President Donald Trump has repeatedly pledged to slash the national deficit and curb debt during his second term, but a sobering assessment of the nation’s financial health by one of the federal government’s premier fiscal watchdogs suggests Trump 2.0’s policies have not only collectively pushed the federal deficit significantly higher, but put the country on an unsustainable path.
In its latest budget and economic outlook, the Congressional Budget Office (CBO), a nonpartisan federal agency, revised its cumulative deficit projection for the 2026–2035 period upward by $1.4 trillion compared to its forecast from just a year ago.
“Our budget projections continue to indicate that the fiscal trajectory is not sustainable,” CBO Director Phillip Swagel said in a statement, noting the agency’s newest projections.
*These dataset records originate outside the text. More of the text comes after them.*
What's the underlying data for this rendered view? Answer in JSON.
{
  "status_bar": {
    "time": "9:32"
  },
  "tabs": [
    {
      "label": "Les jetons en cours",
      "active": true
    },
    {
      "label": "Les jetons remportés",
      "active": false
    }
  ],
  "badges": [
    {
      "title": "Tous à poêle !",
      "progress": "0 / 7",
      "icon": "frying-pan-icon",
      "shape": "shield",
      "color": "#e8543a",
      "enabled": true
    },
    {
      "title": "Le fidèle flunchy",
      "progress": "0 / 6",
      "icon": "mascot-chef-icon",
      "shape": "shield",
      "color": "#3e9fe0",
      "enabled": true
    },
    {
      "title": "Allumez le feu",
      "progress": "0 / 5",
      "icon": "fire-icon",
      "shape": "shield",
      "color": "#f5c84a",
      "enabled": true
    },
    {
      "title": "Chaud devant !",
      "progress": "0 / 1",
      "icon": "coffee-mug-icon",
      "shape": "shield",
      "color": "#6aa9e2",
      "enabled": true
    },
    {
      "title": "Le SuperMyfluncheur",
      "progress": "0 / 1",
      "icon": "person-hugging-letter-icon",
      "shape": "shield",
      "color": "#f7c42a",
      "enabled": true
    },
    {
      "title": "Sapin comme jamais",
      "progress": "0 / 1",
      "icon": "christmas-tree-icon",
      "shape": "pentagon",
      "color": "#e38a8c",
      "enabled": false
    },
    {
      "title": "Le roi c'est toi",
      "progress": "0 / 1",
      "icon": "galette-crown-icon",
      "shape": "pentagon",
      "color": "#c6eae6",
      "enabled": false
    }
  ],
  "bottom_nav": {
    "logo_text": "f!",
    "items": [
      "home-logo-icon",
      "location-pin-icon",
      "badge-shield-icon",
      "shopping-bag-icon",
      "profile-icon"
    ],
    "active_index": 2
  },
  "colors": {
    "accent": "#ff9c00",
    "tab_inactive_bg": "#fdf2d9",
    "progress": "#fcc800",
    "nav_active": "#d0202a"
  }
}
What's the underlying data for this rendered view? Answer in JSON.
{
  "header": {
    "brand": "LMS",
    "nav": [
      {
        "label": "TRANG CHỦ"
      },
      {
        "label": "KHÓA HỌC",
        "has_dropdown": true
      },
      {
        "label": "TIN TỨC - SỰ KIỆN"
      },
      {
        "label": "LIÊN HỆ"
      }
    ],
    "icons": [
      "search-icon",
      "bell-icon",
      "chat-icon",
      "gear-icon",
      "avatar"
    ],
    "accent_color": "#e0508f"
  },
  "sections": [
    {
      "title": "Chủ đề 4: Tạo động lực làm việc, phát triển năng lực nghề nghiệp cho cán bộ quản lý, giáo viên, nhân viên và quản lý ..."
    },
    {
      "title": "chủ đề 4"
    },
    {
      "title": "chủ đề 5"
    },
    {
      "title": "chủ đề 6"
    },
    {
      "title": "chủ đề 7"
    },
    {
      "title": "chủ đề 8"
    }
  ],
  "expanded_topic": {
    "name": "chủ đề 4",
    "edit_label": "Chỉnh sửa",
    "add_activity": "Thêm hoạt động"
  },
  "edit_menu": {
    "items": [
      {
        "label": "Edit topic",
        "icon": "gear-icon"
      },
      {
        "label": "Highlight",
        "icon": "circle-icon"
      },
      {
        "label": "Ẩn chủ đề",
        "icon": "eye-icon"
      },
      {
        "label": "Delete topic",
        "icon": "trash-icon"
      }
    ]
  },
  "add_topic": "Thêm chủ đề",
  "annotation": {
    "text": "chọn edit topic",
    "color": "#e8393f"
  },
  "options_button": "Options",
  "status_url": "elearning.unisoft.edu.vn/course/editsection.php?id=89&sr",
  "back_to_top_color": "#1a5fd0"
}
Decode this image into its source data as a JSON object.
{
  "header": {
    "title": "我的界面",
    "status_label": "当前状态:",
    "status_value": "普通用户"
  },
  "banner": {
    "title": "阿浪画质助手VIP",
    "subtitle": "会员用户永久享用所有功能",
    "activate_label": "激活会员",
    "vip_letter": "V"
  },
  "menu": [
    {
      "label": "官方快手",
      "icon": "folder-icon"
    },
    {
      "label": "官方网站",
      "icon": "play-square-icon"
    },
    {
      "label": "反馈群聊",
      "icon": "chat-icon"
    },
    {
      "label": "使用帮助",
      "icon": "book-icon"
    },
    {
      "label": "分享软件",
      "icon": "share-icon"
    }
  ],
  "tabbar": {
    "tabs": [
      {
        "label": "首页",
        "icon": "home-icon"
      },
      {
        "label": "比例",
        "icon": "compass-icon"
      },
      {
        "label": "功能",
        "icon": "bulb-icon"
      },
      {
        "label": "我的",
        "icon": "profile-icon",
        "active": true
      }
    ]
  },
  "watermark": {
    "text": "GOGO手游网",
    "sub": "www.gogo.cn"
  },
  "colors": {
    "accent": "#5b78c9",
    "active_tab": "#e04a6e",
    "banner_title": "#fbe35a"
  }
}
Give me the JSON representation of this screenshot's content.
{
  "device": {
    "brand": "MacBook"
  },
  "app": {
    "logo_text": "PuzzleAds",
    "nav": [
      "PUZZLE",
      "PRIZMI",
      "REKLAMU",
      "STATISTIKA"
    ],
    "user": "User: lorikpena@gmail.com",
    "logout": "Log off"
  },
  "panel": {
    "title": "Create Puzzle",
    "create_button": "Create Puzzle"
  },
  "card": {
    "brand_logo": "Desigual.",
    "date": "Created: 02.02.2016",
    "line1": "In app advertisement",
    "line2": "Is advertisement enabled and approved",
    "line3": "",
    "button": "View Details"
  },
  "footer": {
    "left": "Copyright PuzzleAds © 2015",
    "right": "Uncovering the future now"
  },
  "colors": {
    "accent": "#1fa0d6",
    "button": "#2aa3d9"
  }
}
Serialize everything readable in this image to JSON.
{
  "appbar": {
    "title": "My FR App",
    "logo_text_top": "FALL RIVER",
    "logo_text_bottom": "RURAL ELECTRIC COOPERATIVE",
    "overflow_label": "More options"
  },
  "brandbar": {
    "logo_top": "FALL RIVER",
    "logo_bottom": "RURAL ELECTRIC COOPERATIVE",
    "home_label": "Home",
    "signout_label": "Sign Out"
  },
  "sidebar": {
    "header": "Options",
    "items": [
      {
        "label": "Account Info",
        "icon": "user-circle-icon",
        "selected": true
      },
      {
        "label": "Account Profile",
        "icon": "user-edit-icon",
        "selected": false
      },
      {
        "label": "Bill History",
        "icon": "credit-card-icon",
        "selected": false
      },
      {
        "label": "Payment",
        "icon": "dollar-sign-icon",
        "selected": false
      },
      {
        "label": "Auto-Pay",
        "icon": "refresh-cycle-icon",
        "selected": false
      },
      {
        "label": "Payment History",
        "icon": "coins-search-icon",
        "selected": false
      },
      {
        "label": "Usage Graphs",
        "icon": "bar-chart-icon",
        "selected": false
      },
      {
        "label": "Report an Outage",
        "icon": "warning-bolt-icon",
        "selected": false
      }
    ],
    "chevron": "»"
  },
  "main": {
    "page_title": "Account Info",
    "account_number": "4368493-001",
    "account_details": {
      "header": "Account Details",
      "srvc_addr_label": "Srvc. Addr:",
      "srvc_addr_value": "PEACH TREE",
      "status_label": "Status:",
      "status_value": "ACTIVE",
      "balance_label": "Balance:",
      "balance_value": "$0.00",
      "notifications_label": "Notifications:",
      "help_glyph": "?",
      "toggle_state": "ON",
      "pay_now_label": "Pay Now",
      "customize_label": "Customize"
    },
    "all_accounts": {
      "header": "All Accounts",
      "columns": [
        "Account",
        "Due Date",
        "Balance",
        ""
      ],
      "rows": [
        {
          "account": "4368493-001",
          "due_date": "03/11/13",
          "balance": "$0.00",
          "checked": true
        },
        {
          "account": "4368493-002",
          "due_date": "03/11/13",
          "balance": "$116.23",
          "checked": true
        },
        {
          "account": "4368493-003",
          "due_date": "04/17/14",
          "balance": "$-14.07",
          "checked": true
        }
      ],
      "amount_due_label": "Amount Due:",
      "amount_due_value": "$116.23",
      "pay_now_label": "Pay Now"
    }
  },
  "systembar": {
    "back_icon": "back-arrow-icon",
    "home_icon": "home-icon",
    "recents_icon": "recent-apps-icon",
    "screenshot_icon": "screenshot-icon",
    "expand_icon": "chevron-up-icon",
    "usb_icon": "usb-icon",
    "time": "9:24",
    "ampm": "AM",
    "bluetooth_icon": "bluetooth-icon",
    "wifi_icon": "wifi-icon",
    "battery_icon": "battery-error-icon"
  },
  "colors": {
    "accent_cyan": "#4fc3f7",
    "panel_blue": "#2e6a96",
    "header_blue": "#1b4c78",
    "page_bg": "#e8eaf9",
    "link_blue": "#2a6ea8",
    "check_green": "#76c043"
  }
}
Under laws passed in Trump’s first year back in office, the national debt in 2030 will surpass the historical high of 106% of GDP that it reached in 1946. Meanwhile, the balance of Social
Security’s Old-Age and Survivors Insurance Trust Fund will be exhausted in 2032, one year earlier than the CBO projected last January.
Unlike the postwar era, however, the current debt load shows no sign of receding; the report projects debt will reach a staggering 175% of GDP by 2056. The Peter G. Peterson Foundation, a nonpartisan watchdog that closely follows the budget, told Fortune in a statement that only 10 years ago, the gross national debt was projected to be $29.3 trillion by the end of this fiscal year; we’re now over $9 trillion ahead of that pace.